Its not mold or fungus.

Brush algae
This grows in feathery black tufts 2-3 mm long and tends to collect on slower growing leaves like Anubias, some Echinodorus and other wide leaf plants. Also tends to collect on mechanical equipment. This is actually a red alga in the genus Audouinella (other names: Acrochaetium, Rhodochorton, Chantransia).

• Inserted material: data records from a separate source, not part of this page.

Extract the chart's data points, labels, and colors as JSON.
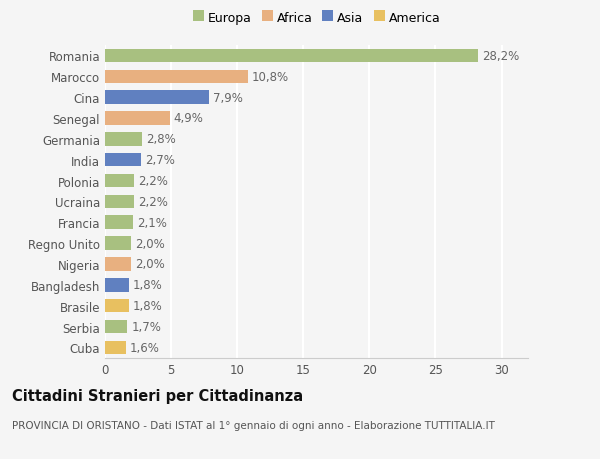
{
  "categories": [
    "Romania",
    "Marocco",
    "Cina",
    "Senegal",
    "Germania",
    "India",
    "Polonia",
    "Ucraina",
    "Francia",
    "Regno Unito",
    "Nigeria",
    "Bangladesh",
    "Brasile",
    "Serbia",
    "Cuba"
  ],
  "values": [
    28.2,
    10.8,
    7.9,
    4.9,
    2.8,
    2.7,
    2.2,
    2.2,
    2.1,
    2.0,
    2.0,
    1.8,
    1.8,
    1.7,
    1.6
  ],
  "labels": [
    "28,2%",
    "10,8%",
    "7,9%",
    "4,9%",
    "2,8%",
    "2,7%",
    "2,2%",
    "2,2%",
    "2,1%",
    "2,0%",
    "2,0%",
    "1,8%",
    "1,8%",
    "1,7%",
    "1,6%"
  ],
  "colors": [
    "#a8c080",
    "#e8b080",
    "#6080c0",
    "#e8b080",
    "#a8c080",
    "#6080c0",
    "#a8c080",
    "#a8c080",
    "#a8c080",
    "#a8c080",
    "#e8b080",
    "#6080c0",
    "#e8c060",
    "#a8c080",
    "#e8c060"
  ],
  "legend_labels": [
    "Europa",
    "Africa",
    "Asia",
    "America"
  ],
  "legend_colors": [
    "#a8c080",
    "#e8b080",
    "#6080c0",
    "#e8c060"
  ],
  "title": "Cittadini Stranieri per Cittadinanza",
  "subtitle": "PROVINCIA DI ORISTANO - Dati ISTAT al 1° gennaio di ogni anno - Elaborazione TUTTITALIA.IT",
  "xlim": [
    0,
    32
  ],
  "xticks": [
    0,
    5,
    10,
    15,
    20,
    25,
    30
  ],
  "background_color": "#f5f5f5",
  "bar_height": 0.65,
  "label_fontsize": 8.5,
  "tick_fontsize": 8.5,
  "title_fontsize": 10.5,
  "subtitle_fontsize": 7.5,
  "legend_fontsize": 9
}
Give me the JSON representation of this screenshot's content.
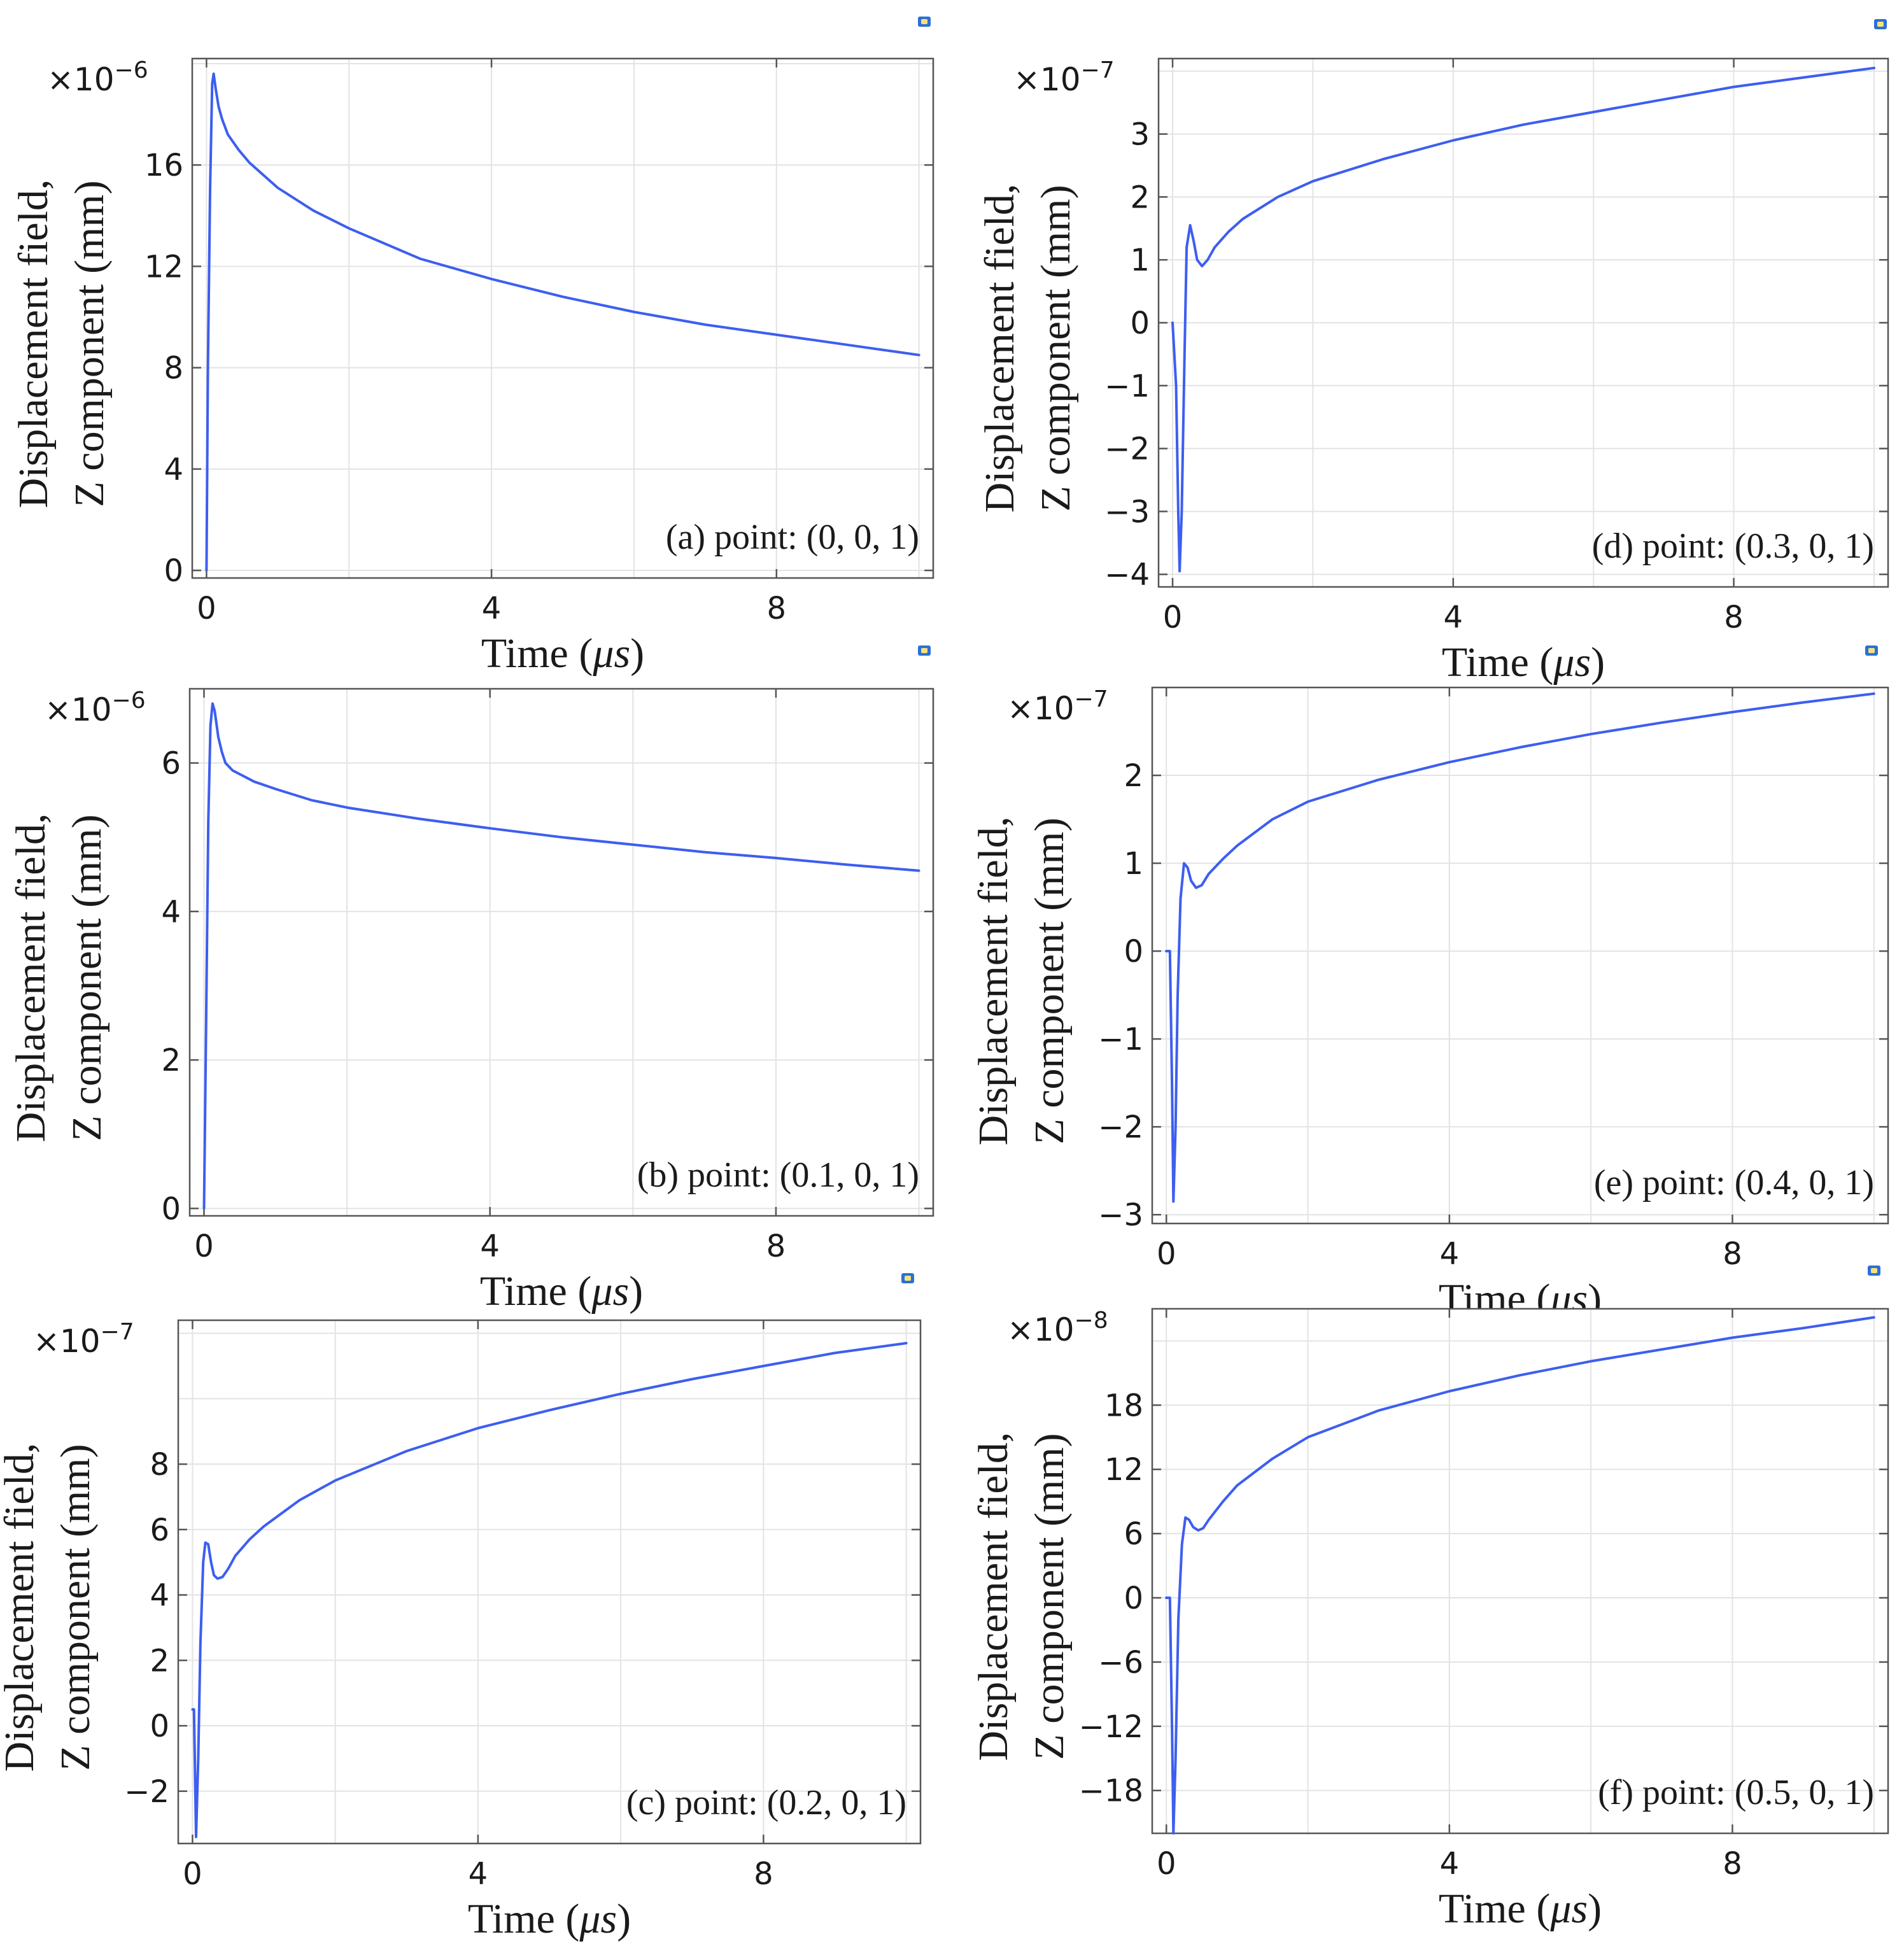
{
  "colors": {
    "line": "#3d5ef0",
    "grid": "#e3e3e3",
    "frame": "#555555",
    "marker": "#2d6fd6",
    "marker_fill": "#f3e27a"
  },
  "chart_data": [
    {
      "id": "a",
      "type": "line",
      "annotation": "(a) point: (0, 0, 1)",
      "xlabel_prefix": "Time (",
      "xlabel_unit": "μs",
      "xlabel_suffix": ")",
      "ylabel_line1": "Displacement field,",
      "ylabel_line2": "Z component (mm)",
      "multiplier_base": "×10",
      "multiplier_exp": "−6",
      "xlim": [
        -0.2,
        10.2
      ],
      "ylim": [
        -0.3,
        20.2
      ],
      "xticks": [
        0,
        4,
        8
      ],
      "xtick_labels": [
        "0",
        "4",
        "8"
      ],
      "yticks": [
        0,
        4,
        8,
        12,
        16
      ],
      "ytick_labels": [
        "0",
        "4",
        "8",
        "12",
        "16"
      ],
      "series": [
        {
          "name": "Displacement field, Z component",
          "x": [
            0,
            0.02,
            0.05,
            0.08,
            0.1,
            0.13,
            0.17,
            0.22,
            0.3,
            0.45,
            0.6,
            0.8,
            1.0,
            1.5,
            2,
            3,
            4,
            5,
            6,
            7,
            8,
            9,
            10
          ],
          "y": [
            0,
            8,
            15,
            19.2,
            19.6,
            19.0,
            18.3,
            17.8,
            17.2,
            16.6,
            16.1,
            15.6,
            15.1,
            14.2,
            13.5,
            12.3,
            11.5,
            10.8,
            10.2,
            9.7,
            9.3,
            8.9,
            8.5
          ]
        }
      ]
    },
    {
      "id": "d",
      "type": "line",
      "annotation": "(d) point: (0.3, 0, 1)",
      "xlabel_prefix": "Time (",
      "xlabel_unit": "μs",
      "xlabel_suffix": ")",
      "ylabel_line1": "Displacement field,",
      "ylabel_line2": "Z component (mm)",
      "multiplier_base": "×10",
      "multiplier_exp": "−7",
      "xlim": [
        -0.2,
        10.2
      ],
      "ylim": [
        -4.2,
        4.2
      ],
      "xticks": [
        0,
        4,
        8
      ],
      "xtick_labels": [
        "0",
        "4",
        "8"
      ],
      "yticks": [
        -4,
        -3,
        -2,
        -1,
        0,
        1,
        2,
        3
      ],
      "ytick_labels": [
        "−4",
        "−3",
        "−2",
        "−1",
        "0",
        "1",
        "2",
        "3"
      ],
      "series": [
        {
          "name": "Displacement field, Z component",
          "x": [
            0,
            0.05,
            0.08,
            0.1,
            0.13,
            0.17,
            0.2,
            0.25,
            0.3,
            0.35,
            0.42,
            0.5,
            0.6,
            0.8,
            1,
            1.5,
            2,
            3,
            4,
            5,
            6,
            7,
            8,
            9,
            10
          ],
          "y": [
            0,
            -1,
            -3,
            -3.95,
            -3,
            -0.5,
            1.2,
            1.55,
            1.3,
            1.0,
            0.9,
            1.0,
            1.2,
            1.45,
            1.65,
            2.0,
            2.25,
            2.6,
            2.9,
            3.15,
            3.35,
            3.55,
            3.75,
            3.9,
            4.05
          ]
        }
      ]
    },
    {
      "id": "b",
      "type": "line",
      "annotation": "(b) point: (0.1, 0, 1)",
      "xlabel_prefix": "Time (",
      "xlabel_unit": "μs",
      "xlabel_suffix": ")",
      "ylabel_line1": "Displacement field,",
      "ylabel_line2": "Z component (mm)",
      "multiplier_base": "×10",
      "multiplier_exp": "−6",
      "xlim": [
        -0.2,
        10.2
      ],
      "ylim": [
        -0.1,
        7.0
      ],
      "xticks": [
        0,
        4,
        8
      ],
      "xtick_labels": [
        "0",
        "4",
        "8"
      ],
      "yticks": [
        0,
        2,
        4,
        6
      ],
      "ytick_labels": [
        "0",
        "2",
        "4",
        "6"
      ],
      "series": [
        {
          "name": "Displacement field, Z component",
          "x": [
            0,
            0.03,
            0.06,
            0.09,
            0.12,
            0.15,
            0.2,
            0.25,
            0.3,
            0.4,
            0.5,
            0.7,
            1,
            1.5,
            2,
            3,
            4,
            5,
            6,
            7,
            8,
            9,
            10
          ],
          "y": [
            0,
            2.5,
            5.2,
            6.5,
            6.8,
            6.7,
            6.35,
            6.15,
            6.0,
            5.9,
            5.85,
            5.75,
            5.65,
            5.5,
            5.4,
            5.25,
            5.12,
            5.0,
            4.9,
            4.8,
            4.72,
            4.63,
            4.55
          ]
        }
      ]
    },
    {
      "id": "e",
      "type": "line",
      "annotation": "(e) point: (0.4, 0, 1)",
      "xlabel_prefix": "Time (",
      "xlabel_unit": "μs",
      "xlabel_suffix": ")",
      "ylabel_line1": "Displacement field,",
      "ylabel_line2": "Z component (mm)",
      "multiplier_base": "×10",
      "multiplier_exp": "−7",
      "xlim": [
        -0.2,
        10.2
      ],
      "ylim": [
        -3.1,
        3.0
      ],
      "xticks": [
        0,
        4,
        8
      ],
      "xtick_labels": [
        "0",
        "4",
        "8"
      ],
      "yticks": [
        -3,
        -2,
        -1,
        0,
        1,
        2
      ],
      "ytick_labels": [
        "−3",
        "−2",
        "−1",
        "0",
        "1",
        "2"
      ],
      "series": [
        {
          "name": "Displacement field, Z component",
          "x": [
            0,
            0.05,
            0.08,
            0.1,
            0.13,
            0.16,
            0.2,
            0.25,
            0.3,
            0.35,
            0.42,
            0.5,
            0.6,
            0.8,
            1,
            1.5,
            2,
            3,
            4,
            5,
            6,
            7,
            8,
            9,
            10
          ],
          "y": [
            0,
            0,
            -1.5,
            -2.85,
            -2.0,
            -0.5,
            0.6,
            1.0,
            0.95,
            0.8,
            0.72,
            0.75,
            0.88,
            1.05,
            1.2,
            1.5,
            1.7,
            1.95,
            2.15,
            2.32,
            2.47,
            2.6,
            2.72,
            2.83,
            2.93
          ]
        }
      ]
    },
    {
      "id": "c",
      "type": "line",
      "annotation": "(c) point: (0.2, 0, 1)",
      "xlabel_prefix": "Time (",
      "xlabel_unit": "μs",
      "xlabel_suffix": ")",
      "ylabel_line1": "Displacement field,",
      "ylabel_line2": "Z component (mm)",
      "multiplier_base": "×10",
      "multiplier_exp": "−7",
      "xlim": [
        -0.2,
        10.2
      ],
      "ylim": [
        -3.6,
        12.4
      ],
      "xticks": [
        0,
        4,
        8
      ],
      "xtick_labels": [
        "0",
        "4",
        "8"
      ],
      "yticks": [
        -2,
        0,
        2,
        4,
        6,
        8
      ],
      "ytick_labels": [
        "−2",
        "0",
        "2",
        "4",
        "6",
        "8"
      ],
      "series": [
        {
          "name": "Displacement field, Z component",
          "x": [
            0,
            0.02,
            0.05,
            0.08,
            0.11,
            0.15,
            0.18,
            0.22,
            0.26,
            0.3,
            0.35,
            0.42,
            0.5,
            0.6,
            0.8,
            1,
            1.5,
            2,
            3,
            4,
            5,
            6,
            7,
            8,
            9,
            10
          ],
          "y": [
            0.5,
            0.5,
            -3.4,
            -1.0,
            2.5,
            5.0,
            5.6,
            5.55,
            5.0,
            4.6,
            4.5,
            4.55,
            4.8,
            5.2,
            5.7,
            6.1,
            6.9,
            7.5,
            8.4,
            9.1,
            9.65,
            10.15,
            10.6,
            11.0,
            11.4,
            11.7
          ]
        }
      ]
    },
    {
      "id": "f",
      "type": "line",
      "annotation": "(f) point: (0.5, 0, 1)",
      "xlabel_prefix": "Time (",
      "xlabel_unit": "μs",
      "xlabel_suffix": ")",
      "ylabel_line1": "Displacement field,",
      "ylabel_line2": "Z component (mm)",
      "multiplier_base": "×10",
      "multiplier_exp": "−8",
      "xlim": [
        -0.2,
        10.2
      ],
      "ylim": [
        -22,
        27
      ],
      "xticks": [
        0,
        4,
        8
      ],
      "xtick_labels": [
        "0",
        "4",
        "8"
      ],
      "yticks": [
        -18,
        -12,
        -6,
        0,
        6,
        12,
        18
      ],
      "ytick_labels": [
        "−18",
        "−12",
        "−6",
        "0",
        "6",
        "12",
        "18"
      ],
      "series": [
        {
          "name": "Displacement field, Z component",
          "x": [
            0,
            0.05,
            0.08,
            0.1,
            0.13,
            0.17,
            0.22,
            0.27,
            0.32,
            0.38,
            0.45,
            0.52,
            0.6,
            0.8,
            1,
            1.5,
            2,
            3,
            4,
            5,
            6,
            7,
            8,
            9,
            10
          ],
          "y": [
            0,
            0,
            -12,
            -22,
            -15,
            -2,
            5,
            7.5,
            7.3,
            6.6,
            6.3,
            6.5,
            7.3,
            9,
            10.5,
            13,
            15,
            17.5,
            19.3,
            20.8,
            22.1,
            23.2,
            24.3,
            25.2,
            26.2
          ]
        }
      ]
    }
  ]
}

It cannot easily be removed mechanically. Remove and discard the affected leaves. Equipment can be soaked in a 25% bleach solution, then scrubbed to remove the dead algae. Siamese Algae Eaters (Crossocheilus siamensis) are known to eat this algae and can keep it in check. A more drastic measure is treatment with copper.


----------



## DavidDoyle (Jan 18, 2005)

That is not bba, it is hair algae. BBA looks more like a miniature shaving brush.


----------



## Dana and Jay (Dec 27, 2005)

So am algea eater should cure the problem?


----------



## goodie (Sep 2, 2005)

DavidDoyle said:


> That is not bba, it is hair algae. BBA looks more like a miniature shaving brush.


 Dang! I thougt I had it :mrgreen: . Now I've got them straight.


----------



## Damon (Jan 18, 2005)

That is BBA. It just hasn't grown in fully yet. Co2 issues are the reason this algae comes.
Here's another pic of bba that has not filled in.









Stuff infests my echinodorous tenellus.


----------



## goodie (Sep 2, 2005)

> Now I've got them straight.


:-| OK maybe not.

Does this do any good to help?
http://faq.thekrib.com/algae.html#hair


----------



## Dana and Jay (Dec 27, 2005)

I believe it is hair algae. The guy at the local pet store recommended I not get an algae eater yet, it's too soon. Instead he told me to put Algae Control in the tank and I also clipped the bad leaves. My test kit didn't come with a Co2 test. And I don't know what that is. Please breaf me so I can understand the problem. Thank you.


----------



## Cosmic Charlie (Jun 14, 2005)

I've got this, as well. It's growing on my java fern. If I begin CO2 injection, what do I need to do in order to keep the PH where it is?


----------